Certainly those that heeded our warning in June 2015 saved a bundle.
In January 2016, Valuentum published a more sanguine view of Kinder Morgan and the MLP arena in light of more conservative financial practices at Kinder Morgan and in the context of more reasonable valuations across the MLP space, far more reasonable than those of June 2015, the time at which Valuentum published its warning to members. Since January, shares of Kinder Morgan and the Alerian MLP ETF advanced nearly 70% and 60%, respectively, but as the image above shows, the retracement is but a fraction of where their equity prices once stood (shares would nearly have to triple off their respective bottoms to get “back to even.”). In January and February, Valuentum’s subscriptions soared thanks to our timely call on both sides of the trade. We were very appreciative of the new interest in our service. They say it takes years and years of incredible hard work to become an overnight success, right?

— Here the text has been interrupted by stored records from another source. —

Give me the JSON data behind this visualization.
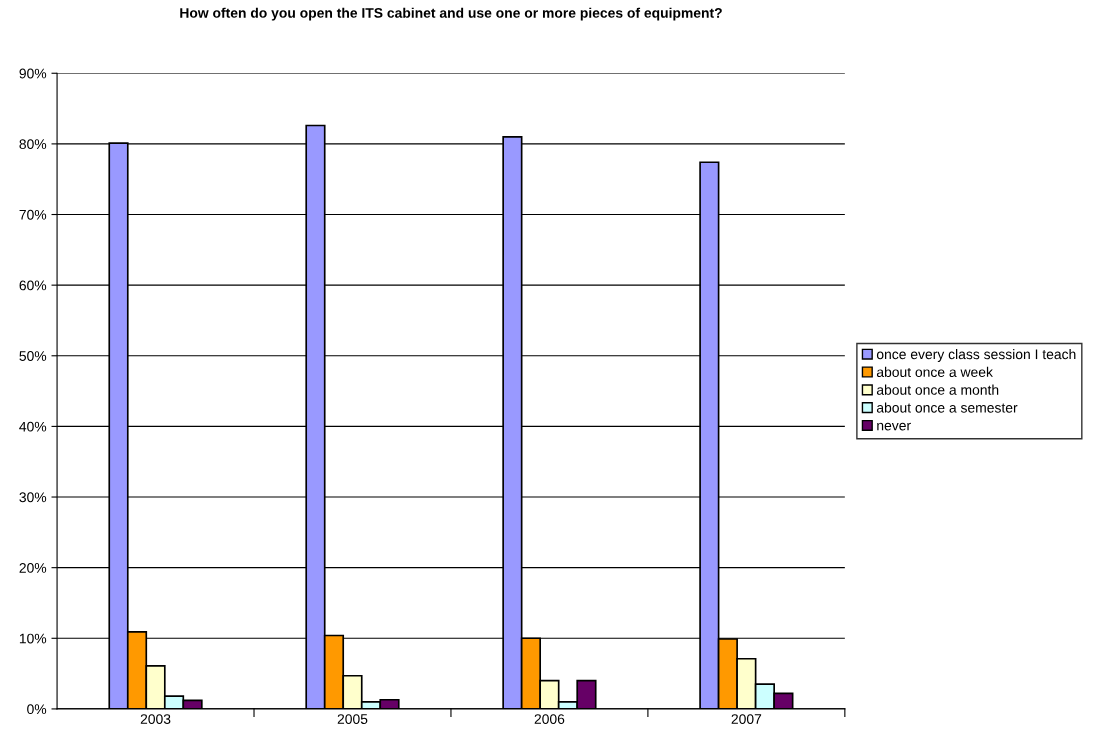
{
  "chart_data": {
    "type": "bar",
    "title": "How often do you open the ITS cabinet and use one or more pieces of equipment?",
    "categories": [
      "2003",
      "2005",
      "2006",
      "2007"
    ],
    "series": [
      {
        "name": "once every class session I teach",
        "color": "#9999ff",
        "values": [
          80.1,
          82.6,
          81.0,
          77.4
        ]
      },
      {
        "name": "about once a week",
        "color": "#ff9900",
        "values": [
          10.9,
          10.4,
          10.0,
          9.9
        ]
      },
      {
        "name": "about once a month",
        "color": "#ffffcc",
        "values": [
          6.1,
          4.7,
          4.0,
          7.1
        ]
      },
      {
        "name": "about once a semester",
        "color": "#ccffff",
        "values": [
          1.8,
          1.0,
          1.0,
          3.5
        ]
      },
      {
        "name": "never",
        "color": "#660066",
        "values": [
          1.2,
          1.3,
          4.0,
          2.2
        ]
      }
    ],
    "ylim": [
      0,
      90
    ],
    "yticks": [
      {
        "value": 0,
        "label": "0%"
      },
      {
        "value": 10,
        "label": "10%"
      },
      {
        "value": 20,
        "label": "20%"
      },
      {
        "value": 30,
        "label": "30%"
      },
      {
        "value": 40,
        "label": "40%"
      },
      {
        "value": 50,
        "label": "50%"
      },
      {
        "value": 60,
        "label": "60%"
      },
      {
        "value": 70,
        "label": "70%"
      },
      {
        "value": 80,
        "label": "80%"
      },
      {
        "value": 90,
        "label": "90%"
      }
    ],
    "grid": "y",
    "legend": "right"
  }
}
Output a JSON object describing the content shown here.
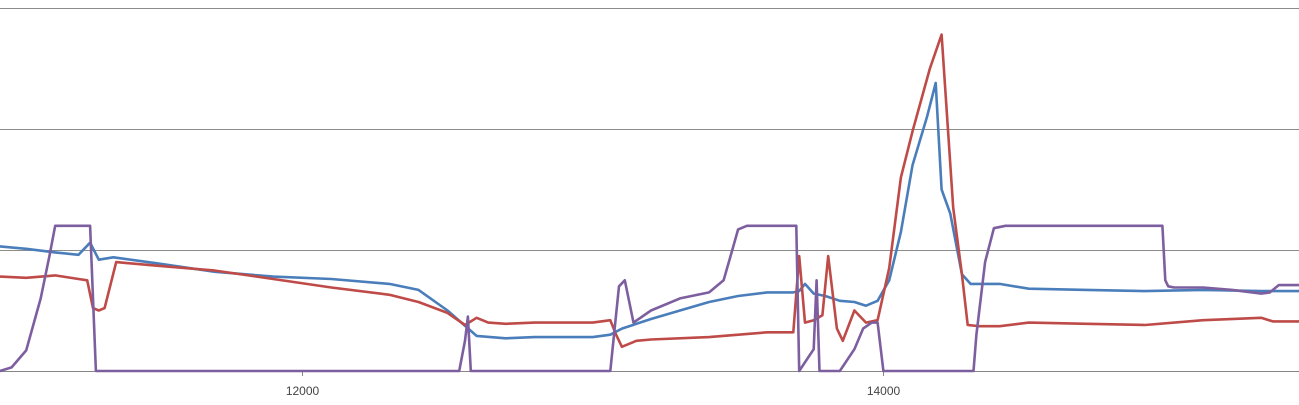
{
  "chart_data": {
    "type": "line",
    "title": "",
    "xlabel": "",
    "ylabel": "",
    "xlim": [
      10960,
      15430
    ],
    "ylim": [
      0,
      3
    ],
    "grid": true,
    "legend": "none",
    "x_ticks": [
      12000,
      14000
    ],
    "x_tick_labels": [
      "12000",
      "14000"
    ],
    "y_gridlines": [
      0,
      1,
      2,
      3
    ],
    "series": [
      {
        "color": "#4a7ebb",
        "points": [
          [
            10960,
            1.03
          ],
          [
            11050,
            1.01
          ],
          [
            11150,
            0.98
          ],
          [
            11230,
            0.96
          ],
          [
            11270,
            1.06
          ],
          [
            11300,
            0.92
          ],
          [
            11350,
            0.94
          ],
          [
            11500,
            0.89
          ],
          [
            11700,
            0.82
          ],
          [
            11900,
            0.78
          ],
          [
            12100,
            0.76
          ],
          [
            12300,
            0.72
          ],
          [
            12400,
            0.67
          ],
          [
            12500,
            0.5
          ],
          [
            12600,
            0.29
          ],
          [
            12700,
            0.27
          ],
          [
            12800,
            0.28
          ],
          [
            12900,
            0.28
          ],
          [
            13000,
            0.28
          ],
          [
            13060,
            0.3
          ],
          [
            13100,
            0.35
          ],
          [
            13200,
            0.43
          ],
          [
            13300,
            0.5
          ],
          [
            13400,
            0.57
          ],
          [
            13500,
            0.62
          ],
          [
            13600,
            0.65
          ],
          [
            13650,
            0.65
          ],
          [
            13690,
            0.65
          ],
          [
            13710,
            0.66
          ],
          [
            13730,
            0.72
          ],
          [
            13760,
            0.64
          ],
          [
            13800,
            0.62
          ],
          [
            13850,
            0.58
          ],
          [
            13900,
            0.57
          ],
          [
            13940,
            0.54
          ],
          [
            13980,
            0.58
          ],
          [
            14020,
            0.75
          ],
          [
            14060,
            1.15
          ],
          [
            14100,
            1.7
          ],
          [
            14150,
            2.1
          ],
          [
            14180,
            2.38
          ],
          [
            14200,
            1.5
          ],
          [
            14230,
            1.3
          ],
          [
            14270,
            0.8
          ],
          [
            14300,
            0.72
          ],
          [
            14400,
            0.72
          ],
          [
            14500,
            0.68
          ],
          [
            14700,
            0.67
          ],
          [
            14900,
            0.66
          ],
          [
            15100,
            0.67
          ],
          [
            15300,
            0.66
          ],
          [
            15430,
            0.66
          ]
        ]
      },
      {
        "color": "#be4b48",
        "points": [
          [
            10960,
            0.78
          ],
          [
            11050,
            0.77
          ],
          [
            11150,
            0.79
          ],
          [
            11230,
            0.76
          ],
          [
            11260,
            0.75
          ],
          [
            11280,
            0.52
          ],
          [
            11300,
            0.5
          ],
          [
            11320,
            0.52
          ],
          [
            11360,
            0.9
          ],
          [
            11500,
            0.87
          ],
          [
            11700,
            0.83
          ],
          [
            11900,
            0.76
          ],
          [
            12100,
            0.69
          ],
          [
            12300,
            0.63
          ],
          [
            12400,
            0.57
          ],
          [
            12500,
            0.48
          ],
          [
            12560,
            0.38
          ],
          [
            12600,
            0.44
          ],
          [
            12640,
            0.4
          ],
          [
            12700,
            0.39
          ],
          [
            12800,
            0.4
          ],
          [
            12900,
            0.4
          ],
          [
            13000,
            0.4
          ],
          [
            13060,
            0.42
          ],
          [
            13080,
            0.3
          ],
          [
            13100,
            0.2
          ],
          [
            13150,
            0.25
          ],
          [
            13200,
            0.26
          ],
          [
            13400,
            0.28
          ],
          [
            13600,
            0.32
          ],
          [
            13690,
            0.32
          ],
          [
            13710,
            0.95
          ],
          [
            13730,
            0.4
          ],
          [
            13760,
            0.42
          ],
          [
            13790,
            0.46
          ],
          [
            13810,
            0.95
          ],
          [
            13840,
            0.35
          ],
          [
            13860,
            0.25
          ],
          [
            13900,
            0.5
          ],
          [
            13940,
            0.4
          ],
          [
            13980,
            0.42
          ],
          [
            14020,
            0.85
          ],
          [
            14060,
            1.6
          ],
          [
            14100,
            1.98
          ],
          [
            14160,
            2.5
          ],
          [
            14200,
            2.78
          ],
          [
            14240,
            1.35
          ],
          [
            14270,
            0.8
          ],
          [
            14290,
            0.38
          ],
          [
            14330,
            0.37
          ],
          [
            14400,
            0.37
          ],
          [
            14500,
            0.4
          ],
          [
            14700,
            0.39
          ],
          [
            14900,
            0.38
          ],
          [
            15100,
            0.42
          ],
          [
            15300,
            0.44
          ],
          [
            15340,
            0.41
          ],
          [
            15430,
            0.41
          ]
        ]
      },
      {
        "color": "#7d5fa0",
        "points": [
          [
            10960,
            0.0
          ],
          [
            11000,
            0.03
          ],
          [
            11050,
            0.17
          ],
          [
            11100,
            0.6
          ],
          [
            11130,
            0.95
          ],
          [
            11150,
            1.2
          ],
          [
            11180,
            1.2
          ],
          [
            11250,
            1.2
          ],
          [
            11270,
            1.2
          ],
          [
            11290,
            0.0
          ],
          [
            11500,
            0.0
          ],
          [
            11800,
            0.0
          ],
          [
            12000,
            0.0
          ],
          [
            12300,
            0.0
          ],
          [
            12500,
            0.0
          ],
          [
            12540,
            0.0
          ],
          [
            12560,
            0.25
          ],
          [
            12570,
            0.45
          ],
          [
            12580,
            0.0
          ],
          [
            13000,
            0.0
          ],
          [
            13060,
            0.0
          ],
          [
            13090,
            0.7
          ],
          [
            13110,
            0.75
          ],
          [
            13140,
            0.4
          ],
          [
            13200,
            0.5
          ],
          [
            13300,
            0.6
          ],
          [
            13400,
            0.65
          ],
          [
            13450,
            0.75
          ],
          [
            13480,
            1.0
          ],
          [
            13500,
            1.17
          ],
          [
            13530,
            1.2
          ],
          [
            13600,
            1.2
          ],
          [
            13700,
            1.2
          ],
          [
            13710,
            0.0
          ],
          [
            13760,
            0.18
          ],
          [
            13770,
            0.75
          ],
          [
            13780,
            0.0
          ],
          [
            13800,
            0.0
          ],
          [
            13850,
            0.0
          ],
          [
            13900,
            0.18
          ],
          [
            13930,
            0.35
          ],
          [
            13960,
            0.4
          ],
          [
            13980,
            0.4
          ],
          [
            14000,
            0.0
          ],
          [
            14100,
            0.0
          ],
          [
            14200,
            0.0
          ],
          [
            14300,
            0.0
          ],
          [
            14310,
            0.0
          ],
          [
            14320,
            0.3
          ],
          [
            14350,
            0.9
          ],
          [
            14380,
            1.18
          ],
          [
            14420,
            1.2
          ],
          [
            14600,
            1.2
          ],
          [
            14800,
            1.2
          ],
          [
            14960,
            1.2
          ],
          [
            14970,
            0.75
          ],
          [
            14980,
            0.7
          ],
          [
            15000,
            0.69
          ],
          [
            15100,
            0.69
          ],
          [
            15200,
            0.67
          ],
          [
            15300,
            0.64
          ],
          [
            15330,
            0.65
          ],
          [
            15360,
            0.71
          ],
          [
            15430,
            0.71
          ]
        ]
      }
    ]
  }
}
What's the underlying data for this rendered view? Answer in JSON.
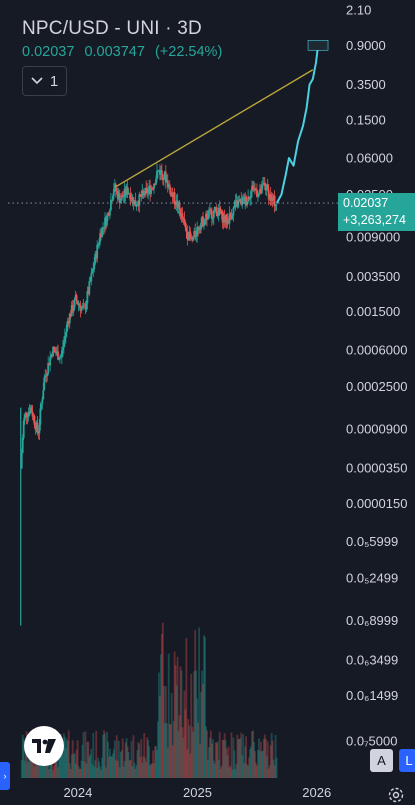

There are a few things I’d like to mention. First, the anonymous commenters in the public domain don’t have access to our research and thoughts. Only you do, so others outside of the Valuentum research service don’t know that we called the top in the MLP space in June 2015, and then the bottom in January 2016. They are pushing their own agenda, and frankly, it’s disgusting. It’s worse than disgusting. Many outside our paywall may not know that we cover each and every individual major business model within the MLP universe via our 16-page and dividend reports. Others that do read our articles may not understand that we like to focus on drawing similarities in the group with respect to their overleveraged balance-sheet status, free cash flow shortfalls after distributions paid, and ties to changes in crude oil and natural gas prices–my goodness, we know that each company is different. Can they be serious? Even more may not know that we’re well into the green since adding Kinder Morgan to the Best Ideas Newsletter portfolio shortly after the team at Berkshire Hathaway (BRK.A, BRK.B) established a position.
Why do I think bringing these points up is important? First, word of mouth is one of the most critical parts of advertising, for any company, anywhere — and it really doesn’t matter whose mouth it is, a random anonymous commenter on a content farm or other, and that’s why getting this story straight for our members is so important to me. It really may be the difference between a life-long customer and someone that cancels today. I’m not kidding. We don’t want accolades or much anything else, but rather what I think anyone deserves–for the story to be told correctly. I believe the Valuentum team did a fantastic job with its work on Kinder Morgan and the MLPs during the past few years, and frankly, I find it sad that we continue to have to defend our track record with each and every article we write on the space, but we will. We owe it to our members.
We’re going to keep working hard across all of our research platforms, delivering the best to our members, all the time. No other trust-seeking investment research team will endure what we’ve had to for any amount of subscription value. We will persevere. Onward!
(Yes, it’s that bad. No, it’s actually worse than that. I’d rather poke my eyes out.)